A cracking oxygen story: A new view of stress corrosion cracking in titanium alloys

Joseph, S. and Kontis, P. and Chang, Y. and Shi, Y. and Raabe, D. and Gault, B. and Dye, D.

Volume: 227 Pages:
DOI: 10.1016/j.actamat.2022.117687
Published: 2022

Titanium alloys can suffer from halide-associated stress corrosion cracking at elevated temperatures e.g., in jet engines, where chlorides and Ti-oxide promote the cracking of water vapour in the gas stream, depositing embrittling species at the crack tip.
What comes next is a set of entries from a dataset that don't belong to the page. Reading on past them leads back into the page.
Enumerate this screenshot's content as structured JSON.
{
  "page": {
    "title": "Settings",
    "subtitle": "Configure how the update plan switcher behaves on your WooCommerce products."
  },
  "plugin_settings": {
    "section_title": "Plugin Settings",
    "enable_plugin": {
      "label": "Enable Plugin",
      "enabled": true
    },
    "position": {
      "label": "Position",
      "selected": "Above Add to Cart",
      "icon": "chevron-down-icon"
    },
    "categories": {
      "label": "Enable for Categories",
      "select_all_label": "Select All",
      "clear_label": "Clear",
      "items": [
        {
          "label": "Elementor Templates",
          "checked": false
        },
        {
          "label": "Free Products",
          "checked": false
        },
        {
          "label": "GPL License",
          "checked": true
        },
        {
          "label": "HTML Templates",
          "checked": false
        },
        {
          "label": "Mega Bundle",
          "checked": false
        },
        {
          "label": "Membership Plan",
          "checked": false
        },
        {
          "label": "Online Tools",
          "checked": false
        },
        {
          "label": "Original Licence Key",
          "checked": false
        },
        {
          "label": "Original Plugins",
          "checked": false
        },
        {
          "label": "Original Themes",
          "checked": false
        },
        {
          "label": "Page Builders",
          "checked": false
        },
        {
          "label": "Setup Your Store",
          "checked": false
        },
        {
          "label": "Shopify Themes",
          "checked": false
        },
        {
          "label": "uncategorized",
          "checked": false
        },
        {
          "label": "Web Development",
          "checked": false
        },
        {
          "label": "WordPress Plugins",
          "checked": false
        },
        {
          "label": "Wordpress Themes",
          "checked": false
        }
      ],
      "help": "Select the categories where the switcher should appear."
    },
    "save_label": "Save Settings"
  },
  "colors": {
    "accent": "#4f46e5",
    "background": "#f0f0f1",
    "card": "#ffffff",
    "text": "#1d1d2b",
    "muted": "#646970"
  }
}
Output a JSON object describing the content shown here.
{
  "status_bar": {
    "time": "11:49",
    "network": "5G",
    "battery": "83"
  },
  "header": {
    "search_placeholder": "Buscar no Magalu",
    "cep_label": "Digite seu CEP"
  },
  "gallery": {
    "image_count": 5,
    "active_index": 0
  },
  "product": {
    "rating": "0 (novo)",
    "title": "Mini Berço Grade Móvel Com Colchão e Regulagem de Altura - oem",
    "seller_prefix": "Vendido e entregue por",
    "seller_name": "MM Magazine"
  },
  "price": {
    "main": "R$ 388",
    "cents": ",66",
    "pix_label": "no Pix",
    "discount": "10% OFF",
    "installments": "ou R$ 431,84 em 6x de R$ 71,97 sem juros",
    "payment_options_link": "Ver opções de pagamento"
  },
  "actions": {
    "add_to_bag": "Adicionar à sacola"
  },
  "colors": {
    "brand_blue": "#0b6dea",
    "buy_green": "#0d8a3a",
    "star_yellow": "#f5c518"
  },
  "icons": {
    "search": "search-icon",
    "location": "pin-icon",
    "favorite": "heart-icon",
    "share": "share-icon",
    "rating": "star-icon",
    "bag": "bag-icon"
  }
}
Here we report, using isotopically-labelled experiments, that crack tips in an industrial Ti-6Al-2Sn-4Zr-6Mo alloy are strongly enriched (>5 at.%) in oxygen from the water vapour, far greater than the amounts (0.25 at.%) required to embrittle the material. Surprisingly, relatively little hydrogen (deuterium) is measured, despite careful preparation and analysis. Therefore, we suggest that a combined effect of O and H leads to cracking, with O playing a vital role, since it is well-known to cause embrittlement of the alloy. In contrast it appears that in α + β Ti alloys, it may be that H may drain away into the bulk owing to its high solubility in β-Ti, rather than being retained in the stress field of the crack tip. Therefore, whilst hydrides may form on the fracture surface, hydrogen ingress might not be the only plausible mechanism of embrittlement of the underlying matrix. This possibility challenges decades of understanding of stress-corrosion cracking as being related solely to the hydrogen enhanced localised plasticity (HELP) mechanism, which explains why H-doped Ti alloys are embrittled. This would change the perspective on stress corrosion embrittlement away from a focus purely on hydrogen to also consider the ingress of O originating from the water vapour, insights critical for designing corrosion resistant materials. © 2022 Acta Materialia Inc.